Le poison se répandit sur le continent en immenses chevelures gonflées aussi larges que des principautés, balancées par chaque changement de vent. Et là où il vagabonda, les jeunes yeux, les gorges et les poumons, furent, comme les feuilles, flétris.
L’Amérique, après bien des débats, s’était enfin décidée à défendre ses intérêts en Russie en organisant une expédition punitive contre l’Europe. La Chine commença à mobiliser ses troupes. Mais longtemps avant d’être prête à frapper, l’Amérique changea de politique en apprenant l’étendue des ravages du poison. Au lieu de punir, elle envoya des secours. Ce fut un beau geste de bonne volonté. Mais, comme on le fit observer en Europe, son intervention, au lieu d’être coûteuse fut profitable, car elle fit passer une plus grande partie de l’Europe sous la domination financière américaine.
La guerre russo-allemande eut donc pour résultat d’unir sentimentalement l’Europe dans sa haine de l’Amérique, et de faire se détériorer nettement la vie mentale européenne. Ce fut dû à l’influence de la guerre sur les émotions et aux effets socialement nuisibles du poison. Une bonne part de la génération montante avait été rendue maladive pour la vie. Pendant les trente ans qui s’écoulèrent avant la guerre euro-américaine, l’Europe fut accablée d’un exceptionnel fardeau : ses malades et ses infirmes. Les intelligences de premier ordre furent dans l’ensemble plus rares qu’auparavant, et s’appliquèrent surtout au travail pratique de la reconstruction.
Plus désastreux encore pour l’humanité fut l’échec de la récente entreprise culturelle russe : l’harmonisation de l’intellectualisme occidental et du mysticisme oriental.
2. La chute de l’Europe
I. L’EUROPE ET L’AMÉRIQUE.
Deux peuples plus puissants que les autres se regardaient avec une aversion croissante par-dessus les tribus européennes. Non sans raisons. Car l’un chérissait la plus ancienne et la plus raffinée des cultures survivantes, tandis que l’autre, la plus jeune et la plus assurée des grandes nations, affirmait que son esprit nouveau était celui de l’avenir.
En Extrême-Orient, la Chine, déjà à demi américaine, bien qu’en grande partie russe et totalement orientale, améliorait patiemment ses rizières, développait ses chemins de fer organisait ses industries et agissait courtoisement envers le monde entier. Longtemps auparavant, pendant qu’elle luttait pour l’union et l’indépendance, la Chine avait beaucoup appris du bolchevisme militant. Et après l’effondrement de l’État russe ce fut en Orient que la culture russe continua à vivre. Son mysticisme influença l’Inde. Son idéal social influença la Chine. Non que la Chine eût adopté la théorie, encore moins la pratique du communisme, mais elle apprit à se fier de plus en plus à un parti despotique, dévoué, vigoureux, et à vivre en fonction de la société plutôt qu’individuellement. Elle était pourtant ravagée par l’individualisme et malgré ses dirigeants avait vu rapidement naître une classe d’esclaves salariés, nécessiteux et désespérés.

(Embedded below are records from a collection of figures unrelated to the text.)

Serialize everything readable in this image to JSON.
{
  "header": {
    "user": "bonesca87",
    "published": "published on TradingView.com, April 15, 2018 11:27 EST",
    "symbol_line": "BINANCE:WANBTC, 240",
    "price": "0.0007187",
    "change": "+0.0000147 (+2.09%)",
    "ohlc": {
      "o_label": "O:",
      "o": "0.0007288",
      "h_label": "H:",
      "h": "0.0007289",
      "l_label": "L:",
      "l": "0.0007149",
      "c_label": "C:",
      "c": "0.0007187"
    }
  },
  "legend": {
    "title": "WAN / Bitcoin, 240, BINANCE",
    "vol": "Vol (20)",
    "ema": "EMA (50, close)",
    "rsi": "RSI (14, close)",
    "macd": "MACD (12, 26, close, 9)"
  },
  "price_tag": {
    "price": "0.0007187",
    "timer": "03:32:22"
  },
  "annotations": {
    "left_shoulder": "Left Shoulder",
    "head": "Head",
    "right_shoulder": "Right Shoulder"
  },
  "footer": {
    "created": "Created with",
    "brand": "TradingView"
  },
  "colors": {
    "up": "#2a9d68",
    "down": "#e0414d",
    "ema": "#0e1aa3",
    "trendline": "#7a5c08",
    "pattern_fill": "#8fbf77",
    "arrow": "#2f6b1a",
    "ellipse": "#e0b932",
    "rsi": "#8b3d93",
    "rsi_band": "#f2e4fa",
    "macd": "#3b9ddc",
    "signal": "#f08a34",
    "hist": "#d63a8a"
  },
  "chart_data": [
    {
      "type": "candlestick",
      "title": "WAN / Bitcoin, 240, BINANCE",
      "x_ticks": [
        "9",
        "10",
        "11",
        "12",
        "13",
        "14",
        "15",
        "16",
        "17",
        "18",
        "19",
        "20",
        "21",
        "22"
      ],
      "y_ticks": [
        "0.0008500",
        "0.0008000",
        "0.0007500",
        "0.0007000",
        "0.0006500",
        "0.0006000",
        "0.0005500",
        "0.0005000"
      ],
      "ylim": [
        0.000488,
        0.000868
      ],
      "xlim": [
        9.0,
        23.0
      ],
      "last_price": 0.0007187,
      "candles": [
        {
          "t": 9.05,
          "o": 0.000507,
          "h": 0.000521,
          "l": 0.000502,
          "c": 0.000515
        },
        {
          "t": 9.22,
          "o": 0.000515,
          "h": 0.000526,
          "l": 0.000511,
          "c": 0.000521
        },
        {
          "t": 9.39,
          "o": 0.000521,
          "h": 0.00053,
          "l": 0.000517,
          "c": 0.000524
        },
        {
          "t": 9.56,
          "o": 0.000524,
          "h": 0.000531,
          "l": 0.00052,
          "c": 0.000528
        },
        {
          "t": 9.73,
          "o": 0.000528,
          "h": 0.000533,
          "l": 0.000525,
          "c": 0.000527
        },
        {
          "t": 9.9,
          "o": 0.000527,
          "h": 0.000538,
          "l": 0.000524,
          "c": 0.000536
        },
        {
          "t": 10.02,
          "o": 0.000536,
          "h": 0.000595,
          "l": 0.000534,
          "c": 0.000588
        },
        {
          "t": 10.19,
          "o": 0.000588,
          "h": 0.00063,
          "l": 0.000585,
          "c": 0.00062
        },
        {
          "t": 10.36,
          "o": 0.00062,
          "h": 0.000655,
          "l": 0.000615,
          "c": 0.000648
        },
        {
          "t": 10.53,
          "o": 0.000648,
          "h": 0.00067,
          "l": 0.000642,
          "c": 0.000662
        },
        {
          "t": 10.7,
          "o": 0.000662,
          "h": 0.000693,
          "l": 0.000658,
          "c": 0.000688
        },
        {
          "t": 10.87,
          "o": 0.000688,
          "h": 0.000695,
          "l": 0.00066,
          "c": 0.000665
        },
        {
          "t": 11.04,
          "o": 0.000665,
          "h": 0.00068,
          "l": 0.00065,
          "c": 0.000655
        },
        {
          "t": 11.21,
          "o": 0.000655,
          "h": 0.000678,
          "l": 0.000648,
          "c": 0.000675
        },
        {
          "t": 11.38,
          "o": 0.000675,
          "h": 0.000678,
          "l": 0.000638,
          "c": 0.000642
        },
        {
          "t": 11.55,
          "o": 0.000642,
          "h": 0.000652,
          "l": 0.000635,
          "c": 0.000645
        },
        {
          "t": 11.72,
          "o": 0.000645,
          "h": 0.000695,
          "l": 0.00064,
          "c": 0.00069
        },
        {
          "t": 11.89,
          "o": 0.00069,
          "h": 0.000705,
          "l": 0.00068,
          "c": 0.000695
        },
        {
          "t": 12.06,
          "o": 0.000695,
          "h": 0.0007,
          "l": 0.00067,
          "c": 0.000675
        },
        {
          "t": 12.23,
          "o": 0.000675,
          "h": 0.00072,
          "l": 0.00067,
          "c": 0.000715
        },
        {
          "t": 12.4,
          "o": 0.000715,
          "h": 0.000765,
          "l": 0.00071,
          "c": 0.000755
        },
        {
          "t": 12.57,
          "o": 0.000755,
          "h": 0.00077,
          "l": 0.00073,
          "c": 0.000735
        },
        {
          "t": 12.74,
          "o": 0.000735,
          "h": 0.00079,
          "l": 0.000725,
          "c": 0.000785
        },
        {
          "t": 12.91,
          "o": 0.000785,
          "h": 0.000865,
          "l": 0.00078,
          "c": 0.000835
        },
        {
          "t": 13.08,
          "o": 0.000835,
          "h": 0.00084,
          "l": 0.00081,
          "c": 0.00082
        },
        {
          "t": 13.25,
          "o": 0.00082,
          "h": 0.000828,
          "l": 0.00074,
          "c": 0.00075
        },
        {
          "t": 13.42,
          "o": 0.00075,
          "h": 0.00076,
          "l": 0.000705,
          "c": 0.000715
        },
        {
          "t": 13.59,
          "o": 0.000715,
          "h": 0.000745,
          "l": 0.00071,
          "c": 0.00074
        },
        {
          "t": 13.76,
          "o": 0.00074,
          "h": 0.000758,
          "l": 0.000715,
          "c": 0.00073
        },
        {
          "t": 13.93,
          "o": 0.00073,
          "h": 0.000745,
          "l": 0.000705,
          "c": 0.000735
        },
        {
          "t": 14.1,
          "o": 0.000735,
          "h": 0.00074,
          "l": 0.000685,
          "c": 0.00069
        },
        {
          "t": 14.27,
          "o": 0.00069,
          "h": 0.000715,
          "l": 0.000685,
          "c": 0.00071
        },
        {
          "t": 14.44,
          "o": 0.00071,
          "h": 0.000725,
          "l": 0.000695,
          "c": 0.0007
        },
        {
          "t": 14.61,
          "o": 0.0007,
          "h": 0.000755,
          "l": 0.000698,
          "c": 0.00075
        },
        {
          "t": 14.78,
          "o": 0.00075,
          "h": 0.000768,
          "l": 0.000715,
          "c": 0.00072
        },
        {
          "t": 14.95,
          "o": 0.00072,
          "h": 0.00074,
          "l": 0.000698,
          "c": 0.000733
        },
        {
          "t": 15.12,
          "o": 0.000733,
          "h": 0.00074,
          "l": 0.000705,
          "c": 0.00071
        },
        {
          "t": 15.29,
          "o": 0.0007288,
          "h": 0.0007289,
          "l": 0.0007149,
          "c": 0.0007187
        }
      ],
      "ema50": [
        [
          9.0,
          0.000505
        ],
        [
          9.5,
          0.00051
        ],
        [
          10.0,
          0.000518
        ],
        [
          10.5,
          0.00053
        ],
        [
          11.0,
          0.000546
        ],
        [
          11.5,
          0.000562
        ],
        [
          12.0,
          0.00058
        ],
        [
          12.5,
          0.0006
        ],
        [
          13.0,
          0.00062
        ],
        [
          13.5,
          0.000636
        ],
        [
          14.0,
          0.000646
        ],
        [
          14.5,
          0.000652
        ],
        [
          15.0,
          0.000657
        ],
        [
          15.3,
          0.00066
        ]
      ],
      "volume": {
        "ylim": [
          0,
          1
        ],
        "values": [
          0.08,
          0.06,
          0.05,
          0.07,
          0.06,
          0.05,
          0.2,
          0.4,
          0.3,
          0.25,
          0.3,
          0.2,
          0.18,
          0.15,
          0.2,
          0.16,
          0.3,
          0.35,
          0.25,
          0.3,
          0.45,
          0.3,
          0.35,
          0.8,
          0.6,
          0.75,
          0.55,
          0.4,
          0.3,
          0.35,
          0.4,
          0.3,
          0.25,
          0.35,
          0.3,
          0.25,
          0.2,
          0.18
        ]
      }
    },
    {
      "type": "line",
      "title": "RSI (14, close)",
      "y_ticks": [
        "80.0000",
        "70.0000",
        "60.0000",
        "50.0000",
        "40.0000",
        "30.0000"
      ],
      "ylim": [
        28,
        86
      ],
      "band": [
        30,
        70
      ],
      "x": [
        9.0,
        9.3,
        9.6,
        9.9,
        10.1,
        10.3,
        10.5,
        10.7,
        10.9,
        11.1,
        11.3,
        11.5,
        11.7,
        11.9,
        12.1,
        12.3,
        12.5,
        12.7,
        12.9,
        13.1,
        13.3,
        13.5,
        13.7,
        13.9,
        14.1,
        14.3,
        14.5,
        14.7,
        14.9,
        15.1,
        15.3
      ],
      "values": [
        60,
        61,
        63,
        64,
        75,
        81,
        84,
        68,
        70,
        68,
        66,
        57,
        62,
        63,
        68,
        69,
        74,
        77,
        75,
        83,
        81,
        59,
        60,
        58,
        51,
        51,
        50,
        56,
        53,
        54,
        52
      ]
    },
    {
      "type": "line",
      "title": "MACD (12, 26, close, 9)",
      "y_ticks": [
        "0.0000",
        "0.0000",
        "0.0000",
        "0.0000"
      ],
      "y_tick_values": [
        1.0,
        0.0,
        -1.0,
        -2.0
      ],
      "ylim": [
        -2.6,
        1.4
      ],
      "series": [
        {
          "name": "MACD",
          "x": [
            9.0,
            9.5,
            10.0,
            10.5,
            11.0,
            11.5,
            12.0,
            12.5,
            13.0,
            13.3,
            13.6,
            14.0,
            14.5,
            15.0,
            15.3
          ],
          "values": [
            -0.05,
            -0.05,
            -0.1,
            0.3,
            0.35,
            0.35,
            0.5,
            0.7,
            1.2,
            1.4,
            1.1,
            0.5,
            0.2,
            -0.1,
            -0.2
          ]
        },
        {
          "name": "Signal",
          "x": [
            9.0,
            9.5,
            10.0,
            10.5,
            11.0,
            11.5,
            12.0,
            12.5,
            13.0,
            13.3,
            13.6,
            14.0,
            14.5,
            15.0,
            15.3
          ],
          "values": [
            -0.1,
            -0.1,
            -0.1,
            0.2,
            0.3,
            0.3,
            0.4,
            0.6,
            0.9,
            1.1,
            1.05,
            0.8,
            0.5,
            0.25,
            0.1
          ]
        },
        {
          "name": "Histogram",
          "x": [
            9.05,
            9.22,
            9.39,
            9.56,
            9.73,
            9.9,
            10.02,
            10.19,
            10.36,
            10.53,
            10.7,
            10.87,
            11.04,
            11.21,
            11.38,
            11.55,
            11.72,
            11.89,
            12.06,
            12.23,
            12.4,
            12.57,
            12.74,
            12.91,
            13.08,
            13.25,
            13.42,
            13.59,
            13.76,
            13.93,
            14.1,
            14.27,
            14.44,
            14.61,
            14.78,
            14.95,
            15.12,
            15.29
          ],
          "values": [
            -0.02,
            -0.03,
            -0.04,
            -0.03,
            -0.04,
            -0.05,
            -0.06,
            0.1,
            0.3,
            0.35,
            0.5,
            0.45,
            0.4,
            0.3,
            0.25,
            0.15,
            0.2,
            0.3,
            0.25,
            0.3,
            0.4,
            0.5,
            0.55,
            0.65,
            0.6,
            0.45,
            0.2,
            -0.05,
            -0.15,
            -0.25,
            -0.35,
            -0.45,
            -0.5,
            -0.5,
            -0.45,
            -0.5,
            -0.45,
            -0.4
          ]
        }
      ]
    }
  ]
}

À l’Ouest, les États-Unis d’Amérique affirmaient ouvertement être les gardiens de la planète. Universellement craints et enviés, universellement respectés pour leur esprit d’entreprise, mais tout aussi méprisés pour leur suffisance, les Américains changeaient rapidement la nature de l’existence de l’homme. Sur la planète tout être humain utilisait les produits américains, et il n’y avait pas de région où le capital américain n’employât la main-d’œuvre locale. En outre, la presse, le disque, la radio, la télévision, le cinéma américains déversaient incessamment sur la planète la pensée américaine. Une année après l’autre, les cieux retentissaient des échos des plaisirs de New York et des ferveurs religieuses des États de la Prairie. Comment s’étonner donc que l’Amérique, tout en étant méprisée, façonnât irrésistiblement la race humaine. Cela sans doute eût peu importé si l’Amérique avait pu donner au monde ce qu’elle avait de mieux, et qui était unique. Mais ce fut inévitablement le pire qui se propagea. Seuls les traits les plus vulgaires de ce peuple qui pouvait être grand arrivaient à pénétrer dans l’esprit des étrangers par ces instruments grossiers. Ainsi le monde et avec lui la partie la plus noble de l’Amérique, furent irrévocablement corrompus par le flot de poison né des représentants les moins dignes de ce peuple.
Car le meilleur de l’Amérique était trop faible pour l’emporter sur le pire.